Member of the Iowa House of Representatives from the 61st district
- In office November 2, 1999 – January 12, 2003
- Preceded by: Cecelia Burnett
- Succeeded by: Jo Oldson

Personal details
- Born: Jane Linda Renner January 25, 1942 Klemme, Iowa, U.S.
- Died: February 4, 2006 (aged 64) Ames, Iowa, U.S.
- Party: Democratic
- Education: Iowa State University
- Occupation: schoolteacher

= Jane Greimann =

American schoolteacher and politician

Jane Linda Greimann (January 25, 1942 – February 4, 2006) was an American politician who served on the Iowa House of Representatives from 1999 to 2005.

Jane Greimann was born on January 25, 1942, in Klemme, Iowa, to parents Chet and Ina Mae.
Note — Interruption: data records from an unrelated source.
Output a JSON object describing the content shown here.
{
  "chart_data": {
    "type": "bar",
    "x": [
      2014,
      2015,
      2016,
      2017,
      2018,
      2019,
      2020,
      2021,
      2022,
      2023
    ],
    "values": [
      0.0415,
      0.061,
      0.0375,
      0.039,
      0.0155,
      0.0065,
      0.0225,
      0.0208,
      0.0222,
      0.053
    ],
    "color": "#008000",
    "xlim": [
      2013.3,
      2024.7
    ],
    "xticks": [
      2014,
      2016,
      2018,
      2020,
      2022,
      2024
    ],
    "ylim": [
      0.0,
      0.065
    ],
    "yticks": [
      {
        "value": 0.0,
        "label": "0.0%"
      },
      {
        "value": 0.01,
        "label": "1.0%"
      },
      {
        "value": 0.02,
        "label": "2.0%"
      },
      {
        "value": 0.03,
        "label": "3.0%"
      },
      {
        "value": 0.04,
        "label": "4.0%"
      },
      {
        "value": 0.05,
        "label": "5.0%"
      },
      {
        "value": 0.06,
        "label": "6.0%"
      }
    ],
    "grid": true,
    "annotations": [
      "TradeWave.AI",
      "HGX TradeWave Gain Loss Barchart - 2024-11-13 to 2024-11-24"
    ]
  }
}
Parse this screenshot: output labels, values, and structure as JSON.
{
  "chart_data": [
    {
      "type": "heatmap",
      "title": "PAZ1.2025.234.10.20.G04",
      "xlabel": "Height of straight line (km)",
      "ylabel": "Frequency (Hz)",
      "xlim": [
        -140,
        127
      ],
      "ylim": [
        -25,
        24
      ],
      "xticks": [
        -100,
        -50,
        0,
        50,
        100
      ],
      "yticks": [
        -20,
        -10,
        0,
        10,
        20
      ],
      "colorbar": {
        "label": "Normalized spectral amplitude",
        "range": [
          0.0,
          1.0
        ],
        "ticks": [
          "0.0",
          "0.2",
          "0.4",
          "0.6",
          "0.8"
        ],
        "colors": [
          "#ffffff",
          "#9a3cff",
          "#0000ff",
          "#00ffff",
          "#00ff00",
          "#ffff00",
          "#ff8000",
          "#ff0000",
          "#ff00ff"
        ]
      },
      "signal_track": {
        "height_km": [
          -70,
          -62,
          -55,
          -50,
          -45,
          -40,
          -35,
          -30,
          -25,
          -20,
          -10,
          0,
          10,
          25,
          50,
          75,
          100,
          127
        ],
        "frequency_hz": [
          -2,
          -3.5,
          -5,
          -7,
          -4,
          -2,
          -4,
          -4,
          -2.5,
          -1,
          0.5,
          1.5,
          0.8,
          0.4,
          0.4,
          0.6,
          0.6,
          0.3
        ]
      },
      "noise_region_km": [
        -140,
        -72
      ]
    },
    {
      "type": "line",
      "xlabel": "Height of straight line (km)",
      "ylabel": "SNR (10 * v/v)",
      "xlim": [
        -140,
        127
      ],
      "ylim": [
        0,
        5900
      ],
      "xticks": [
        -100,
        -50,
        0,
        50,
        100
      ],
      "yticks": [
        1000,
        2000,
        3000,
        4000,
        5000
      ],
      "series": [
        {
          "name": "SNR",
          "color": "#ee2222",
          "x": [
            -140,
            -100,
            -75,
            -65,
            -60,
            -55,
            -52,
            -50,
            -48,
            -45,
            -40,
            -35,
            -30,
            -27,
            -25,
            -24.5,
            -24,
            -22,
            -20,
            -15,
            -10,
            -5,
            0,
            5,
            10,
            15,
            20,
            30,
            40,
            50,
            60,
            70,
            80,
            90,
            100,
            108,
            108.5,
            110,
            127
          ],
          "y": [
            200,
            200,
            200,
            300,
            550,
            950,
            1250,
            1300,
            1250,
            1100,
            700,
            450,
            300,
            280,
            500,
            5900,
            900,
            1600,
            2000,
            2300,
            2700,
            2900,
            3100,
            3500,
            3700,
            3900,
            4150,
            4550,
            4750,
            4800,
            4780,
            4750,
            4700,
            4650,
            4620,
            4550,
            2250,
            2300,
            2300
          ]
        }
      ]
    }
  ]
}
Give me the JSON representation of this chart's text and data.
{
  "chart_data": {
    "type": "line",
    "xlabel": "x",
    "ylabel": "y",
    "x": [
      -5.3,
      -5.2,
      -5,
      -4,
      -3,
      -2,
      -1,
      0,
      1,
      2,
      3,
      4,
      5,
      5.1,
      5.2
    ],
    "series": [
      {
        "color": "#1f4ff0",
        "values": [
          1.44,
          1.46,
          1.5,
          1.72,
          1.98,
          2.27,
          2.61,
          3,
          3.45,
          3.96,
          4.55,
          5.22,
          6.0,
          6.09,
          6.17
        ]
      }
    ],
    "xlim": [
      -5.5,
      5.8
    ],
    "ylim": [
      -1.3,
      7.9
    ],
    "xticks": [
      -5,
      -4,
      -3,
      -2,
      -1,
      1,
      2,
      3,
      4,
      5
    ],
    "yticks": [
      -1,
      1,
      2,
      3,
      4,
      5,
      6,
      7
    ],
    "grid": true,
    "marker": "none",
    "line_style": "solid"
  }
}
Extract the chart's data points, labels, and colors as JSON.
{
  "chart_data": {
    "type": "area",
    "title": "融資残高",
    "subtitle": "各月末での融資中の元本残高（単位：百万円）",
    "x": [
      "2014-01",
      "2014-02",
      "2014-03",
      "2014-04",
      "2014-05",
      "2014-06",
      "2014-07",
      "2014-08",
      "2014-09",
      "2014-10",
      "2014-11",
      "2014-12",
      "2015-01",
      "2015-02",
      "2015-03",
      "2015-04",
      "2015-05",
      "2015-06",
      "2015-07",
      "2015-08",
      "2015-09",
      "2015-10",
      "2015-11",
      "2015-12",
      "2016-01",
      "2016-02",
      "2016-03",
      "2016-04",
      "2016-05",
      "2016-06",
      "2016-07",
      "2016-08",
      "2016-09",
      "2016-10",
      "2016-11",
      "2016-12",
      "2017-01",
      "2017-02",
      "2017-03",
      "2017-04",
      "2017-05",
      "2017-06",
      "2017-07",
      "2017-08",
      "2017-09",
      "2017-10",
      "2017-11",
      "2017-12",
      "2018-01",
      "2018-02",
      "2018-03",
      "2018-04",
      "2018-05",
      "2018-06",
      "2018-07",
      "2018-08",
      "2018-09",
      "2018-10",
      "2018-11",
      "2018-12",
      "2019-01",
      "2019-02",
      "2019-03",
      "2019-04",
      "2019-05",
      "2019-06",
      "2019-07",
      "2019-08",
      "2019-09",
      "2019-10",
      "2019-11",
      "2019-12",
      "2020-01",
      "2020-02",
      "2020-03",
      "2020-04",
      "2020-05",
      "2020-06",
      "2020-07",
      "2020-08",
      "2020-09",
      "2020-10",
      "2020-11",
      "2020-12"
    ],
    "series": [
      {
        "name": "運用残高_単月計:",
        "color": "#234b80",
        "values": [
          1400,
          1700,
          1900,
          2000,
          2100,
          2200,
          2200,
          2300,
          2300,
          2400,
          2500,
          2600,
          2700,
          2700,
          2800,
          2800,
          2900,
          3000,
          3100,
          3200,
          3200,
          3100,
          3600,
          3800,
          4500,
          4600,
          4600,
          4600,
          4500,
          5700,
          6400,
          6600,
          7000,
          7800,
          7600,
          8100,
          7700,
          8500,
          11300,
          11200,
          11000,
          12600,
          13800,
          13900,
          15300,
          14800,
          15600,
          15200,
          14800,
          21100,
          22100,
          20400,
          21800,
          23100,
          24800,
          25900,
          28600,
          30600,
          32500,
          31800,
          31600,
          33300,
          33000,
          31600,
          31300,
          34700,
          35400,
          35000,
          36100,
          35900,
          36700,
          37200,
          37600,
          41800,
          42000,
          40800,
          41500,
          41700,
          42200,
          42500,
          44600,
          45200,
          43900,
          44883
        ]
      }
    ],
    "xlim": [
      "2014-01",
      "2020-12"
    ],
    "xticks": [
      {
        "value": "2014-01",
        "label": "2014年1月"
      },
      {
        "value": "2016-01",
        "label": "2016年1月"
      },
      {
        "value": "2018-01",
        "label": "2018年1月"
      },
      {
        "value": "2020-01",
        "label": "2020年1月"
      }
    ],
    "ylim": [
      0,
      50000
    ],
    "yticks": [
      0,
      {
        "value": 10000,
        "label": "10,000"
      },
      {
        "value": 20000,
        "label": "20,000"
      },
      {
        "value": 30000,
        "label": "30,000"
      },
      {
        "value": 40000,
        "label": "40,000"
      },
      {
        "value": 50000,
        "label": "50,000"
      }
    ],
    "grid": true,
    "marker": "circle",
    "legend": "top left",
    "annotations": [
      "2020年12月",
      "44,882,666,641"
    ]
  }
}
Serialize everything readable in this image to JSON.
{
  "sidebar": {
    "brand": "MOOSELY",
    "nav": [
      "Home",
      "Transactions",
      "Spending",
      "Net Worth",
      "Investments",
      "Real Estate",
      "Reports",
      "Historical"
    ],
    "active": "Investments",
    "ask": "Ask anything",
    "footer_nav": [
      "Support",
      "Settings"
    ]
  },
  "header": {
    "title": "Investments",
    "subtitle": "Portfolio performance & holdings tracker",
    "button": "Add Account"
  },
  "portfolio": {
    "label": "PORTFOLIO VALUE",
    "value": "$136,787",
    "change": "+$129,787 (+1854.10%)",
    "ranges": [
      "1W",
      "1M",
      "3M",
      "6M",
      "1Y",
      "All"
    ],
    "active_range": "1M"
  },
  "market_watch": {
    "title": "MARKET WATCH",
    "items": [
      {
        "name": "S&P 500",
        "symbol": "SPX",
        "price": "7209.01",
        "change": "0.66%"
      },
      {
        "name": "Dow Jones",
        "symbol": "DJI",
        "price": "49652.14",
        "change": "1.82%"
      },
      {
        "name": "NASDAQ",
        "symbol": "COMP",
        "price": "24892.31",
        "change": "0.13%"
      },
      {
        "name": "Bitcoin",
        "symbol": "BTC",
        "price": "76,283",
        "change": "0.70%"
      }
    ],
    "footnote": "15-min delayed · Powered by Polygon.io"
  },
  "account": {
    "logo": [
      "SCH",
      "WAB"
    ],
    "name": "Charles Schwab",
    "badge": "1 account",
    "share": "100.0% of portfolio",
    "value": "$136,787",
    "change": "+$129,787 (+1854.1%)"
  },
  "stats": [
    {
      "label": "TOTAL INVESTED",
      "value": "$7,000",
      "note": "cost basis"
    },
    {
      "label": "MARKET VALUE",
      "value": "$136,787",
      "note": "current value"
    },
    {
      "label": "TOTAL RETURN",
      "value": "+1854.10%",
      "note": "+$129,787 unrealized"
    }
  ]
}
She was raised on the family farm, and graduated from Klemme High School in 1960. She studied textile and clothing at Iowa State University and married Lowell Greimann. The couple moved to Boulder, Colorado, where Greimann was a seamstress and office worker, and later, San Antonio, Texas, where she worked with the Latino community and low-income adults. Following the birth of two biological sons, one each while living in Colorado and Texas, Jane and Lowell Greimann moved back to Iowa in 1973 and adopted a Vietnamese child in 1975. Jane Greimann earned her teaching certification in 1980 and taught at Nevada Junior High School in Nevada, Iowa for sixteen years. Greimann was a board member of the Eastern Story County Youth and Shelter Services, retiring in 1998. From 1999 to 2003, Greimann served in the Iowa House of Representatives for District 61. She then represented District 45 until 2005. Greimann died of lung cancer at Israel Family Hospice in Ames, Iowa, on February 4, 2006, and was buried at Iowa State University Cemetery. Following her death, the central committee of the Story County chapter of the Iowa Democratic Party honored Greimann by placing a brick in the Plaza of Heroines outside Catt Hall.